No entanto, não nego a existência da minha fé. Em parte, está hoje misturada com a fé Hindu, e não só me ligo aos meus santos populares, como também me revejo nas histórias milenares dos Deuses Indianos, Ganesha e Krishna, e acredito no poder na mente e do espírito como algo comum, uma espécie de engrenagem que só funciona em conjunto uma com a outra - a meditação é isso mesmo, aliás.

 

 

Isto tudo para dizer que estou a pensar em fazer um desses cursos Alpha. Supostamente dão-te uma visão mais real do que é o mundo espíritual e de como a nossa vida pode realmente ganhar sentido se a alimentarmos de fé. Pessoalmente, como céptica que sou, duvido que a minha cabecinha mude nesse sentido, mas vou à procura de respostas.

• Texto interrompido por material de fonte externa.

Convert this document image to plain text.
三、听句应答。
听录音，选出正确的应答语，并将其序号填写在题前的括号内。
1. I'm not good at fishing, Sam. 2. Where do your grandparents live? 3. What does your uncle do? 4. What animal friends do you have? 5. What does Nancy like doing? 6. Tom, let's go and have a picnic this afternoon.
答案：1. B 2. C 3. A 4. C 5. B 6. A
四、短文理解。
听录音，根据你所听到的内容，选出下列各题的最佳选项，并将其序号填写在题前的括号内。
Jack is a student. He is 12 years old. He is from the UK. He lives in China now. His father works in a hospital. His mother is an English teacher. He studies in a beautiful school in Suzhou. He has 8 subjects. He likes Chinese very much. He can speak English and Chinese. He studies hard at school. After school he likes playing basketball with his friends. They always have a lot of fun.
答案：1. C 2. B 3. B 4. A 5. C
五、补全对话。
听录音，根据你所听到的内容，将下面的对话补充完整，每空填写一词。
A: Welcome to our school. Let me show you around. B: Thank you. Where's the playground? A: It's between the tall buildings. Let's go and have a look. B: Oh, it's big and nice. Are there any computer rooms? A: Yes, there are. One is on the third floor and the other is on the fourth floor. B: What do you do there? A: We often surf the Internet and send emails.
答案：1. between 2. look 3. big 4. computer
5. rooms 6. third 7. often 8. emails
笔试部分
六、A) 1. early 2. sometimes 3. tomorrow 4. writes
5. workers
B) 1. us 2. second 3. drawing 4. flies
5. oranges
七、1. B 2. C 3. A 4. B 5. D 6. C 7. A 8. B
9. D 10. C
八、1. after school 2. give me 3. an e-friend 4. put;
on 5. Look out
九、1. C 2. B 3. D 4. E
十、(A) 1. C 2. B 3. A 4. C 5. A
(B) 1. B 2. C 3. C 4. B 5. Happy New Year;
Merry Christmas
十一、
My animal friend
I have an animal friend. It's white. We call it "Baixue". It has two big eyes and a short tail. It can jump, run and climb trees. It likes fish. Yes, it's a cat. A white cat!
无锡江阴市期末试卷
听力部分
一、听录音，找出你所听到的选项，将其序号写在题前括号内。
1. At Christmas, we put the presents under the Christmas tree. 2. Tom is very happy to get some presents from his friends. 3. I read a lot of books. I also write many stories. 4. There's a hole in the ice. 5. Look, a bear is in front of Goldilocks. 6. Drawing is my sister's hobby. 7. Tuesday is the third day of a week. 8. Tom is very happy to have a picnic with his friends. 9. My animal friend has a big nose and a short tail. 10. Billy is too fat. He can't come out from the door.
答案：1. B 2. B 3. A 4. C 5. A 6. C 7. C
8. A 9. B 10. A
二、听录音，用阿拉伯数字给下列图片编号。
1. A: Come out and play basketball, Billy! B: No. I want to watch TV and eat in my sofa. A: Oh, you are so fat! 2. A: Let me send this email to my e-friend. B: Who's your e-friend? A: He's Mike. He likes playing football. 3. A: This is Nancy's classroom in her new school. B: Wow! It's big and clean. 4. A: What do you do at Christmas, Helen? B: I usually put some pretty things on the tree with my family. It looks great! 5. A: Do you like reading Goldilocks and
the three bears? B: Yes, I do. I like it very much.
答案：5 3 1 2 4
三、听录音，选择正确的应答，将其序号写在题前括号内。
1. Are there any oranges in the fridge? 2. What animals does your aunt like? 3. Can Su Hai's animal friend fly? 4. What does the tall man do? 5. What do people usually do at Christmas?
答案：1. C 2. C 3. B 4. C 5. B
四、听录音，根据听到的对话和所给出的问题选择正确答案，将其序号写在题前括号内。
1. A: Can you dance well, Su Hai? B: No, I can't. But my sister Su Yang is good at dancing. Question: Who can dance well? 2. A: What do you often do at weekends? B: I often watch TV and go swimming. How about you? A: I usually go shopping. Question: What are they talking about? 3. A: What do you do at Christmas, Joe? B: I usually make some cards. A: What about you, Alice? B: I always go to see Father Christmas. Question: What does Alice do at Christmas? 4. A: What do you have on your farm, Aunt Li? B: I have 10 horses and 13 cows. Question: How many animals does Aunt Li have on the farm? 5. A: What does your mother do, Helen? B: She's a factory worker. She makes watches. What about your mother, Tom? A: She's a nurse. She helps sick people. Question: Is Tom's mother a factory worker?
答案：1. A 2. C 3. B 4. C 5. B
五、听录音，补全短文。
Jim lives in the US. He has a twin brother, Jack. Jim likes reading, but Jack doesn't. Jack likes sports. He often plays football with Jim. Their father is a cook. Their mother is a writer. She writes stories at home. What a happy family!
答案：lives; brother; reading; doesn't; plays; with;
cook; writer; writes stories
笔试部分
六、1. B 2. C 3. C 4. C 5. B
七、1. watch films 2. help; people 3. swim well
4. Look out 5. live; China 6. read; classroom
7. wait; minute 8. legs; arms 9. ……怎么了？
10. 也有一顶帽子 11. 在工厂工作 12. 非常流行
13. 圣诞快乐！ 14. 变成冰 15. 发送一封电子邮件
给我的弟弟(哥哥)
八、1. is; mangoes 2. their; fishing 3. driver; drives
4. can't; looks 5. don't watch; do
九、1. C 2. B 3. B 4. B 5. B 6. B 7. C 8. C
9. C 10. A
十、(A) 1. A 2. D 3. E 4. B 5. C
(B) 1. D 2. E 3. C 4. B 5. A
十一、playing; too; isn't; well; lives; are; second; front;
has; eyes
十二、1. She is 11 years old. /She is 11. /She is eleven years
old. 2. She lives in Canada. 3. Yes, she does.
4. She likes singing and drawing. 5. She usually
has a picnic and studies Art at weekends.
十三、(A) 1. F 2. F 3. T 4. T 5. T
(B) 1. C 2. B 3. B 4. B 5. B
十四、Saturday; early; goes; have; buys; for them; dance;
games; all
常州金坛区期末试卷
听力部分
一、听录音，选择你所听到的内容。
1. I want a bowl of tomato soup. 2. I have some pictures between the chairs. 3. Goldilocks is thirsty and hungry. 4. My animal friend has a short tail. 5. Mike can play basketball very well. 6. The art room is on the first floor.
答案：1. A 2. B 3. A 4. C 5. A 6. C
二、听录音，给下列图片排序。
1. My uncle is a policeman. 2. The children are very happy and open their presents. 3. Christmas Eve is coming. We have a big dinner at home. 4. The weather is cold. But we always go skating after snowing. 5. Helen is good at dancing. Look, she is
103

No fundo, eu não quero saber o que é o sentido da vida, mas quero entender porque é que certas coisas são assim e não assado.

 

 

Quando me inscrever (provavelmente esta semana), logo vos digo passo a passo como as coisas são e no que consta exactamente este curso Alpha de que toda a gente fala. Estes cursos são normalmente dados pela igreja católica, mas estão abertos a todos os credos ou religiões.

 

 

E chega de falar de religião por agora. Reza a etiqueta de que este é um assunto Tabu e deve, portanto ser evitado, da mesma maneira que também deve de ser evitado falar de política ou de futebol. Hehehehe - imaginam quantas regras de etiqueta não se quebraram já por esse mundo fora? Viva a liberdade de expressão, fora com os conceitos sociais impostos pelo Homem!